Mud cracks develop when deposits of wet clay dry and contract. The cracks fill in with different sediment and fossilize when the clay become shale.
Limestone and chalk often contain hard lumps of fine grained silica called nodules. Whitish, brown or gray nodules are called chert. Darker varieties are sometimes called flint. Throughout the ages, human have used these nodules for tools and weapons.
Round solid masses of calcium carbonate that form in layer of shale are called concretions. Concretions and nodules form when minerals in solution precipitate around a shell fragment or other impurity in clay sediment.
Limestone sometimes contains spheres of silica rock called geodes. Some geologist hypothesize that geodes form when groundwater creates cavities in the limestone. Minerals in the groundwater concentrate and grow in the cavities.
Metamorphic rocks are formed from preexisting rocks called “Parent Rocks”. The process by which a rock’s structure is changed by pressure, heat, and moisture is known as metamorphism. Rocks that undergo metamorphism can have a different internal structure, chemical composition, and texture than it’s parent rock.
Foliated metamorphic rock has tendency to form bands of minerals or split along parallel layers. Non-foliated metamorphic rocks tend to fracture.

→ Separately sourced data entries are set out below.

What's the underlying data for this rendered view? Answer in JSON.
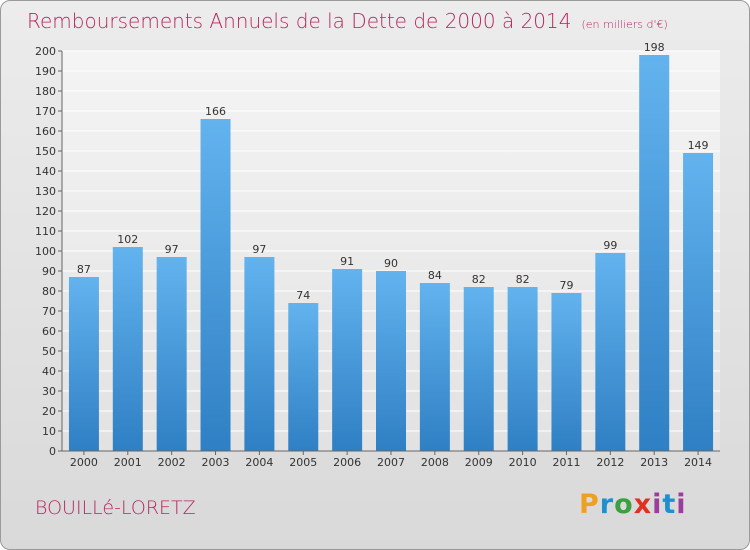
{
  "header": {
    "title": "Remboursements Annuels de la Dette de 2000 à 2014",
    "unit": "(en milliers d'€)"
  },
  "commune": "BOUILLé-LORETZ",
  "brand": {
    "letters": [
      "P",
      "r",
      "o",
      "x",
      "i",
      "t",
      "i"
    ],
    "colors": [
      "#f0a020",
      "#1e90d0",
      "#3aa040",
      "#e03020",
      "#9c3d9c",
      "#1e90d0",
      "#9c3d9c"
    ]
  },
  "chart_data": {
    "type": "bar",
    "title": "Remboursements Annuels de la Dette de 2000 à 2014",
    "xlabel": "",
    "ylabel": "",
    "categories": [
      "2000",
      "2001",
      "2002",
      "2003",
      "2004",
      "2005",
      "2006",
      "2007",
      "2008",
      "2009",
      "2010",
      "2011",
      "2012",
      "2013",
      "2014"
    ],
    "values": [
      87,
      102,
      97,
      166,
      97,
      74,
      91,
      90,
      84,
      82,
      82,
      79,
      99,
      198,
      149
    ],
    "ylim": [
      0,
      200
    ],
    "yticks": [
      0,
      10,
      20,
      30,
      40,
      50,
      60,
      70,
      80,
      90,
      100,
      110,
      120,
      130,
      140,
      150,
      160,
      170,
      180,
      190,
      200
    ],
    "grid": true,
    "bar_color": "#4a9fe0"
  }
}
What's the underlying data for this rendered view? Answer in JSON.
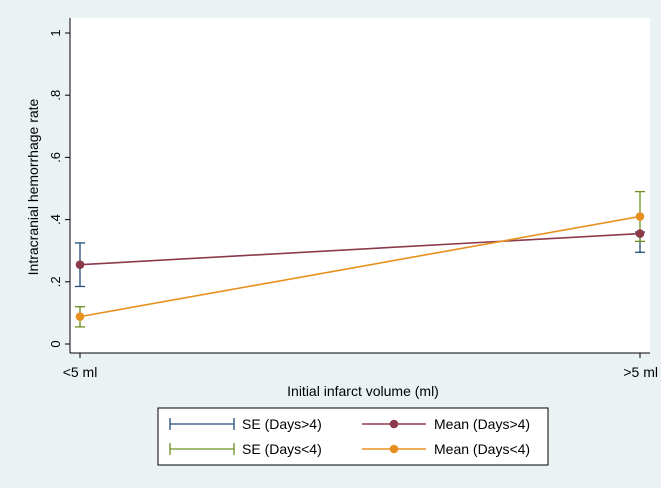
{
  "chart_data": {
    "type": "line",
    "title": "",
    "xlabel": "Initial infarct volume (ml)",
    "ylabel": "Intracranial hemorrhage rate",
    "categories": [
      "<5 ml",
      ">5 ml"
    ],
    "ylim": [
      0,
      1
    ],
    "yticks": [
      0,
      0.2,
      0.4,
      0.6,
      0.8,
      1
    ],
    "ytick_labels": [
      "0",
      ".2",
      ".4",
      ".6",
      ".8",
      "1"
    ],
    "grid": false,
    "legend_position": "bottom",
    "series": [
      {
        "name": "Mean (Days>4)",
        "values": [
          0.255,
          0.355
        ],
        "color": "#8b3a4a",
        "marker": "circle",
        "error_bar": {
          "name": "SE (Days>4)",
          "color": "#1f4e79",
          "lower": [
            0.185,
            0.295
          ],
          "upper": [
            0.325,
            0.36
          ]
        }
      },
      {
        "name": "Mean (Days<4)",
        "values": [
          0.088,
          0.41
        ],
        "color": "#e8901f",
        "marker": "circle",
        "error_bar": {
          "name": "SE (Days<4)",
          "color": "#6b8e23",
          "lower": [
            0.055,
            0.33
          ],
          "upper": [
            0.12,
            0.49
          ]
        }
      }
    ],
    "legend": [
      {
        "label": "SE (Days>4)",
        "kind": "errorbar",
        "color": "#1f4e79"
      },
      {
        "label": "Mean (Days>4)",
        "kind": "line-marker",
        "color": "#8b3a4a"
      },
      {
        "label": "SE (Days<4)",
        "kind": "errorbar",
        "color": "#6b8e23"
      },
      {
        "label": "Mean (Days<4)",
        "kind": "line-marker",
        "color": "#e8901f"
      }
    ]
  },
  "colors": {
    "background": "#eaf2f3",
    "plot_area": "#ffffff",
    "axis": "#000000"
  }
}
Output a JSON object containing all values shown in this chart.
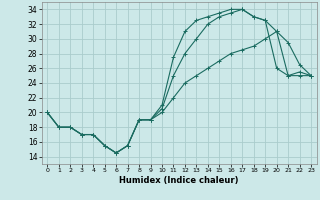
{
  "xlabel": "Humidex (Indice chaleur)",
  "bg_color": "#cce8e8",
  "grid_color": "#aacccc",
  "line_color": "#1a6b60",
  "xlim": [
    -0.5,
    23.5
  ],
  "ylim": [
    13,
    35
  ],
  "xticks": [
    0,
    1,
    2,
    3,
    4,
    5,
    6,
    7,
    8,
    9,
    10,
    11,
    12,
    13,
    14,
    15,
    16,
    17,
    18,
    19,
    20,
    21,
    22,
    23
  ],
  "yticks": [
    14,
    16,
    18,
    20,
    22,
    24,
    26,
    28,
    30,
    32,
    34
  ],
  "line1_x": [
    0,
    1,
    2,
    3,
    4,
    5,
    6,
    7,
    8,
    9,
    10,
    11,
    12,
    13,
    14,
    15,
    16,
    17,
    18,
    19,
    20,
    21,
    22,
    23
  ],
  "line1_y": [
    20,
    18,
    18,
    17,
    17,
    15.5,
    14.5,
    15.5,
    19,
    19,
    21,
    27.5,
    31,
    32.5,
    33,
    33.5,
    34,
    34,
    33,
    32.5,
    31,
    29.5,
    26.5,
    25
  ],
  "line2_x": [
    0,
    1,
    2,
    3,
    4,
    5,
    6,
    7,
    8,
    9,
    10,
    11,
    12,
    13,
    14,
    15,
    16,
    17,
    18,
    19,
    20,
    21,
    22,
    23
  ],
  "line2_y": [
    20,
    18,
    18,
    17,
    17,
    15.5,
    14.5,
    15.5,
    19,
    19,
    20.5,
    25,
    28,
    30,
    32,
    33,
    33.5,
    34,
    33,
    32.5,
    26,
    25,
    25,
    25
  ],
  "line3_x": [
    0,
    1,
    2,
    3,
    4,
    5,
    6,
    7,
    8,
    9,
    10,
    11,
    12,
    13,
    14,
    15,
    16,
    17,
    18,
    19,
    20,
    21,
    22,
    23
  ],
  "line3_y": [
    20,
    18,
    18,
    17,
    17,
    15.5,
    14.5,
    15.5,
    19,
    19,
    20,
    22,
    24,
    25,
    26,
    27,
    28,
    28.5,
    29,
    30,
    31,
    25,
    25.5,
    25
  ]
}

Foliated Non-Foliated
There are two main types of metamorphism: 1. Regional Metamorphism 2. Local Metamorphism
Description of regional metamorphism: 1. Occurs during mountain building 2. Covers a large area 3. Exposure to high heat and pressure 4. When pressure is exerted greater in one direction, the minerals in the rock tend to align in layers.

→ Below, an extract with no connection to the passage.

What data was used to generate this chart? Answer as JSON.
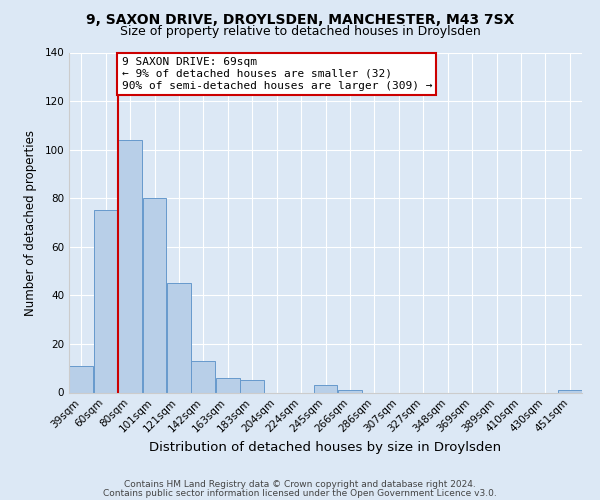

When compared to regional metamorphism, contact metamorphism covers a much smaller area, usually less than 100 meters. There are two types of local metamorphism: 1. Contact Metamorphism 2. Deformational Metamorphism
Contact metamorphism occurs when magma moves into rock, heating and changing it. Contact metamorphism fewer changes to the rock, in a much small area.
Deformational metamorphism occurs at relatively low temperature but high pressure caused by stress and friction, most often at faults where rock masses pass each other. As the rock masses move, heat from friction, stress, and pressure cause the rock to deform.